Anisimova, a Roland Garros Junior finalist, came into Bogota without scoring a win on clay in two years - now, she’s into the second WTA final of her career after Hiroshima in 2018. The victory also makes Anisimova just the second American player to reach the final in 21 editions of Bogota, and the first since Irina Falconi’s 2016 run to the title.
Meanwhile, her opponent Haddad Maia came into the matchup with lots of tennis under her belt: she had spent over 11 and a half hours on court compared to her opponent’s four and a half, in a run that saw her come through qualifying and take down defending champion Anna Karolina Schmiedlova and No.7 seed Sara Sorribes Tormo along the way.
The fatigue seemed to show in Haddad Maia’s slow start on Saturday against the 17-year-old. Haddad Maia struggled mightily with her serve - all five double faults from the first set came in her first two service games - but Anisimova just couldn’t take advantage of the chances coming her way.
Haddad Maia broke first to take the lead at 2-1, but Anisimova struck right back to get them on level footing. The Brazilian restored her lead a game later, at 3-2, and then put in a mammoth effort to stay in front. Anisimova created five break opportunities across Haddad Maia’s next three service games - at least one chance to break per game - but Haddad Maia was resilient and closed out the set with confidence.
The second set was a closely contested affair as Haddad Maia’s serve withstood an all-out assault from Anisimova. The American teenager created six break chances during the set - even holding set points at 5-4 and 6-5 - but each time Haddad Maia served her way out of trouble. Finally, Anisimova pulled away in the tiebreaker: after Anisimova let a 2-0 lead slip away from her, she raised her level after 2-2 and methodically reeled off five points in a row to take them into a deciding set.

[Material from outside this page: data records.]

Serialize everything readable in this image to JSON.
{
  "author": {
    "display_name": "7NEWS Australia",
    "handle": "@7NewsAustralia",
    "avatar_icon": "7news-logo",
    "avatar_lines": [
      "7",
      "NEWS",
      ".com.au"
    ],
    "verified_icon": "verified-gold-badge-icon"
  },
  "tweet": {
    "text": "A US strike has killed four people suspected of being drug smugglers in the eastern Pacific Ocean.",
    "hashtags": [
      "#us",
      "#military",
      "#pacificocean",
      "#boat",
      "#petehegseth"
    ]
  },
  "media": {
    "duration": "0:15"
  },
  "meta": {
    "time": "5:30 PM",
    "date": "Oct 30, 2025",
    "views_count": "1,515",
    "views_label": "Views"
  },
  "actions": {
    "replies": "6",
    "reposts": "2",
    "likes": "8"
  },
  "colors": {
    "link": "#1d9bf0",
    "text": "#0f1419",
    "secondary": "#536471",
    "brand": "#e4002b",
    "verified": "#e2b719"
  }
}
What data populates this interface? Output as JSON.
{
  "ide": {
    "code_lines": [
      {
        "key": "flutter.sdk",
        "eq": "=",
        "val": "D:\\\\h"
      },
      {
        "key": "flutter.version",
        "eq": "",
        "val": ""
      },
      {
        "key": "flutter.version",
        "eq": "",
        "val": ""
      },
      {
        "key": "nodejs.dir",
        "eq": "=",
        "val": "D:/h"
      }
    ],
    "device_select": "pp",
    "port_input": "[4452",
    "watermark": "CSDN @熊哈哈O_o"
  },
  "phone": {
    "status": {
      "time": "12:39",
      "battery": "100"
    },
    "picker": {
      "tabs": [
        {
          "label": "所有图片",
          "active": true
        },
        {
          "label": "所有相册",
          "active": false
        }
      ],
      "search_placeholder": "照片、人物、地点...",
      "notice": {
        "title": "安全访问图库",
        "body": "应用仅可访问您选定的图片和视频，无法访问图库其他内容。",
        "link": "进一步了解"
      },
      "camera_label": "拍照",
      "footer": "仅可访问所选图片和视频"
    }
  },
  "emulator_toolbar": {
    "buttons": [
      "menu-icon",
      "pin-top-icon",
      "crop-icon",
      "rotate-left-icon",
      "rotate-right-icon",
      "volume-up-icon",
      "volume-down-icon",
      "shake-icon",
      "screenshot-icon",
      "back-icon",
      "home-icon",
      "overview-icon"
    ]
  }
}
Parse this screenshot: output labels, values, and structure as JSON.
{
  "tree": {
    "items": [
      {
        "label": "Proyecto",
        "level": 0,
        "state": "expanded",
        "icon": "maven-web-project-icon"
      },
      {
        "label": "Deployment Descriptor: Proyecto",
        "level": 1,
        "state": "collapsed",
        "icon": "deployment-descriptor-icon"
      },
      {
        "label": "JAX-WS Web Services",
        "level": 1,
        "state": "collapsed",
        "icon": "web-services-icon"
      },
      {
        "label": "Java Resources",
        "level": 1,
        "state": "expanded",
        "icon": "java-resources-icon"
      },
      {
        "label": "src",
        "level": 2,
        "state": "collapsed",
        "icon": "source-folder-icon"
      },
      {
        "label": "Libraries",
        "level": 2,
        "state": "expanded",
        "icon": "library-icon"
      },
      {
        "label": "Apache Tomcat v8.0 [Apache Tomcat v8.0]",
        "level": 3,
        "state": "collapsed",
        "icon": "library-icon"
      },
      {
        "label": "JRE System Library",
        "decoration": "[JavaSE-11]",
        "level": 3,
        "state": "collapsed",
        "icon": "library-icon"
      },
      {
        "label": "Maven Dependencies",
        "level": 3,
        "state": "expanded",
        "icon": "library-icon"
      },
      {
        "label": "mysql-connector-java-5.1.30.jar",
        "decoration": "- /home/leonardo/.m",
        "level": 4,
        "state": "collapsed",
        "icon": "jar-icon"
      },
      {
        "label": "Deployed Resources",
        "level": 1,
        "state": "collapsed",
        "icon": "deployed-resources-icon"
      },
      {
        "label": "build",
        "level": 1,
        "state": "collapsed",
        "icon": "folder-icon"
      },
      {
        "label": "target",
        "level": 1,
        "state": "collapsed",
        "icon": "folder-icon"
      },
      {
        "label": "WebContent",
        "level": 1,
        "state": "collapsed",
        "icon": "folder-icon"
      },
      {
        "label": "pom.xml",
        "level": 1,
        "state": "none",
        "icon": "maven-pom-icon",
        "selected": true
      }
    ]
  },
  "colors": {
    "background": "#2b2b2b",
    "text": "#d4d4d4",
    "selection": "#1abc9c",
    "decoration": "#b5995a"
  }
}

As the match wore on, Haddad Maia looked more and more sluggish, and this time in the third set Anisimova did capitalize. Haddad Maia’s service woes reared their head again, and Anisimova reeled off two breaks in a row to open up a 4-1 lead. The Brazilian got one of the breaks back, but an untimely double fault handed it straight back to Anisimova at 5-2. She had to save five break points, but Anisimova served it out to take the match after two hours and 40 minutes on court.
“She’s a great player, and I’ve never played her before,” Anisimova said. “I was expecting a really tough match, because especially on clay she’s really good. So this is a good win for me, I’m really happy about it.”
Anisimova ultimately overpowered Haddad Maia from the ground, firing 38 winners and 37 unforced errors against the Brazilian’s 16 and 49, the latter figure being Haddad Maia’s undoing in addition to her 12 double faults. While Anisimova was able to create more break chances than Haddad Maia, she only converted on four of 17 - a figure she’d look to improve heading into the final.
Up next, Anisimova will take on the winner between Astra Sharma and No.11 seed Lara Arruabarrena - a former champion and two-time finalist here - as she seeks to lift her first WTA title.